A crucial chapter is missing in the row kicked up by the Audit Commission's investigation into Discovery Bay's development into a residential estate rather than a holiday resort, as was intended by the Executive Council in 1976.
It is a story rooted in the cold war and the fear of the Soviet Union setting up shop on Lantau, where it could mount clandestine operations and listen in on China, its bitter ideological opponent.
Involved in the plot was a flamboyant entrepreneur, Edward Wong Wing-cheung, who conceived the resort idea and, at his prime, had business connections all over Southeast Asia and even in Panama. But his was a dream that few local banks were keen to support. The Moscow Narodny Bank was happy to grant him credit, however.

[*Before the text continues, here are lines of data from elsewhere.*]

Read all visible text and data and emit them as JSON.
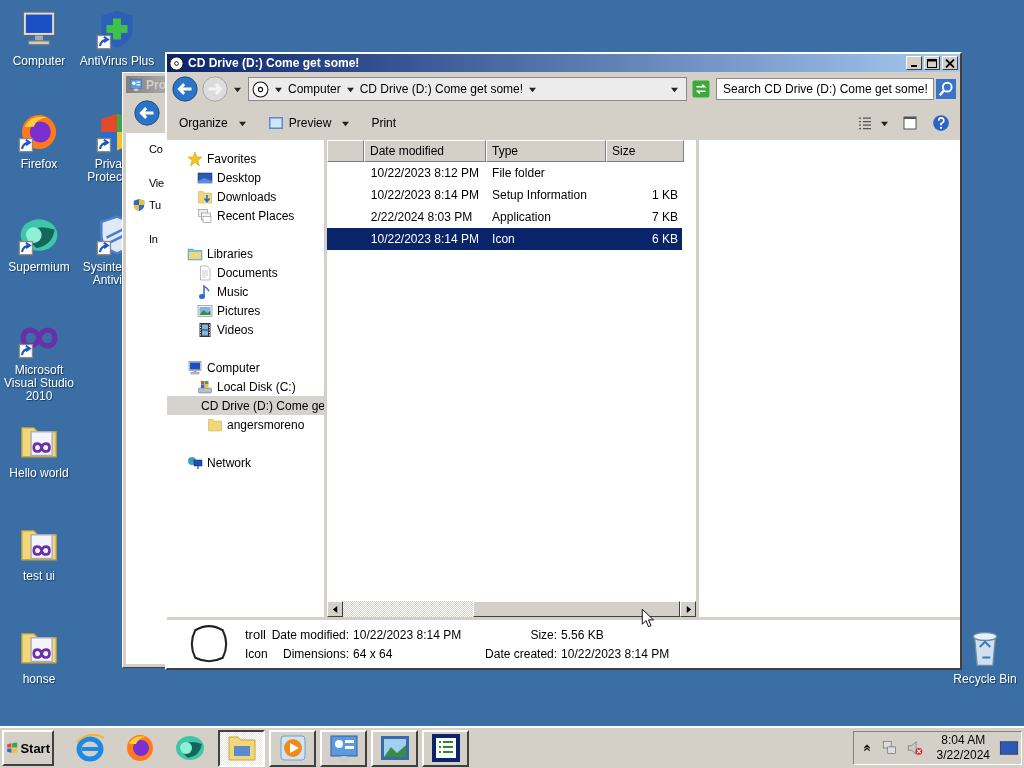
{
  "desktop": {
    "columns": [
      [
        {
          "label": "Computer",
          "kind": "computer",
          "shortcut": false
        },
        {
          "label": "Firefox",
          "kind": "firefox",
          "shortcut": true
        },
        {
          "label": "Supermium",
          "kind": "supermium",
          "shortcut": true
        },
        {
          "label": "Microsoft Visual Studio 2010",
          "kind": "vs",
          "shortcut": true
        },
        {
          "label": "Hello world",
          "kind": "vsfolder",
          "shortcut": false
        },
        {
          "label": "test ui",
          "kind": "vsfolder",
          "shortcut": false
        },
        {
          "label": "honse",
          "kind": "vsfolder",
          "shortcut": false
        }
      ],
      [
        {
          "label": "AntiVirus Plus",
          "kind": "shieldplus",
          "shortcut": true,
          "obscured": false
        },
        {
          "label": "Priva\nProtec",
          "kind": "shield",
          "shortcut": true,
          "obscured": true
        },
        {
          "label": "Sysinte\nAntivi",
          "kind": "shieldblue",
          "shortcut": true,
          "obscured": true
        }
      ]
    ],
    "recycle_bin": {
      "label": "Recycle Bin"
    }
  },
  "background_window": {
    "title": "Pro",
    "items": [
      {
        "label": "Co",
        "kind": "link"
      },
      {
        "label": "Vie",
        "kind": "link"
      },
      {
        "label": "Tu",
        "kind": "shield"
      },
      {
        "label": "In",
        "kind": "link"
      }
    ]
  },
  "window": {
    "title": "CD Drive (D:) Come get some!",
    "address": {
      "crumbs": [
        "Computer",
        "CD Drive (D:) Come get some!"
      ]
    },
    "search": {
      "placeholder": "Search CD Drive (D:) Come get some!"
    },
    "toolbar": [
      {
        "label": "Organize",
        "kind": "menu",
        "dropdown": true
      },
      {
        "label": "Preview",
        "kind": "preview",
        "dropdown": true
      },
      {
        "label": "Print",
        "kind": "menu",
        "dropdown": false
      }
    ],
    "nav": [
      {
        "label": "Favorites",
        "kind": "star",
        "selected": false,
        "children": [
          {
            "label": "Desktop",
            "kind": "desktop",
            "selected": false
          },
          {
            "label": "Downloads",
            "kind": "downloads",
            "selected": false
          },
          {
            "label": "Recent Places",
            "kind": "recent",
            "selected": false
          }
        ]
      },
      {
        "label": "Libraries",
        "kind": "library",
        "selected": false,
        "children": [
          {
            "label": "Documents",
            "kind": "document",
            "selected": false
          },
          {
            "label": "Music",
            "kind": "music",
            "selected": false
          },
          {
            "label": "Pictures",
            "kind": "pictures",
            "selected": false
          },
          {
            "label": "Videos",
            "kind": "videos",
            "selected": false
          }
        ]
      },
      {
        "label": "Computer",
        "kind": "computer",
        "selected": false,
        "children": [
          {
            "label": "Local Disk (C:)",
            "kind": "disk",
            "selected": false
          },
          {
            "label": "CD Drive (D:) Come ge",
            "kind": "cd",
            "selected": true,
            "children": [
              {
                "label": "angersmoreno",
                "kind": "folder",
                "selected": false
              }
            ]
          }
        ]
      },
      {
        "label": "Network",
        "kind": "network",
        "selected": false
      }
    ],
    "columns": [
      "Date modified",
      "Type",
      "Size"
    ],
    "files": [
      {
        "date": "10/22/2023 8:12 PM",
        "type": "File folder",
        "selected": false
      },
      {
        "date": "10/22/2023 8:14 PM",
        "type": "Setup Information",
        "size": "1 KB",
        "selected": false
      },
      {
        "date": "2/22/2024 8:03 PM",
        "type": "Application",
        "size": "7 KB",
        "selected": false
      },
      {
        "date": "10/22/2023 8:14 PM",
        "type": "Icon",
        "size": "6 KB",
        "selected": true
      }
    ],
    "details": {
      "name": "troll",
      "type": "Icon",
      "fields": [
        {
          "label": "Date modified:",
          "value": "10/22/2023 8:14 PM"
        },
        {
          "label": "Size:",
          "value": "5.56 KB"
        },
        {
          "label": "Dimensions:",
          "value": "64 x 64"
        },
        {
          "label": "Date created:",
          "value": "10/22/2023 8:14 PM"
        }
      ]
    }
  },
  "taskbar": {
    "start": "Start",
    "quick_launch": [
      {
        "kind": "ie"
      },
      {
        "kind": "firefox"
      },
      {
        "kind": "supermium"
      }
    ],
    "tasks": [
      {
        "kind": "explorer",
        "selected": true
      },
      {
        "kind": "media",
        "selected": false
      },
      {
        "kind": "control",
        "selected": false
      },
      {
        "kind": "photo",
        "selected": false
      },
      {
        "kind": "list",
        "selected": false
      }
    ],
    "clock": {
      "time": "8:04 AM",
      "date": "3/22/2024"
    }
  }
}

Indeed, since the bank started operating out of Singapore in 1971, it had extended loans on numerous dubious property deals all over Southeast Asia. But just as it was loose in granting credit, it was quick in calling it in when clients got into trouble, and foreclosing the properties pledged as collateral.
By the mid-1970s, governments in the region woke up to the possibility of the Soviet Union expanding its influence through the bank. So, when three employees of Mr Wong's Hong Kong Resort, the developer of Discovery Bay, petitioned the High Court to wind it up in 1977 because it had failed to pay their salaries, the alarm bells reportedly rang loudly in Beijing and London.
Ever alert to the fact that the city's fortunes were dependent on Beijing's goodwill, the colonial government here was highly sensitive to the possibility of Soviet economic or political intrusion. Soviet ships were subject to strict surveillance when they docked and their sailors were not allowed ashore.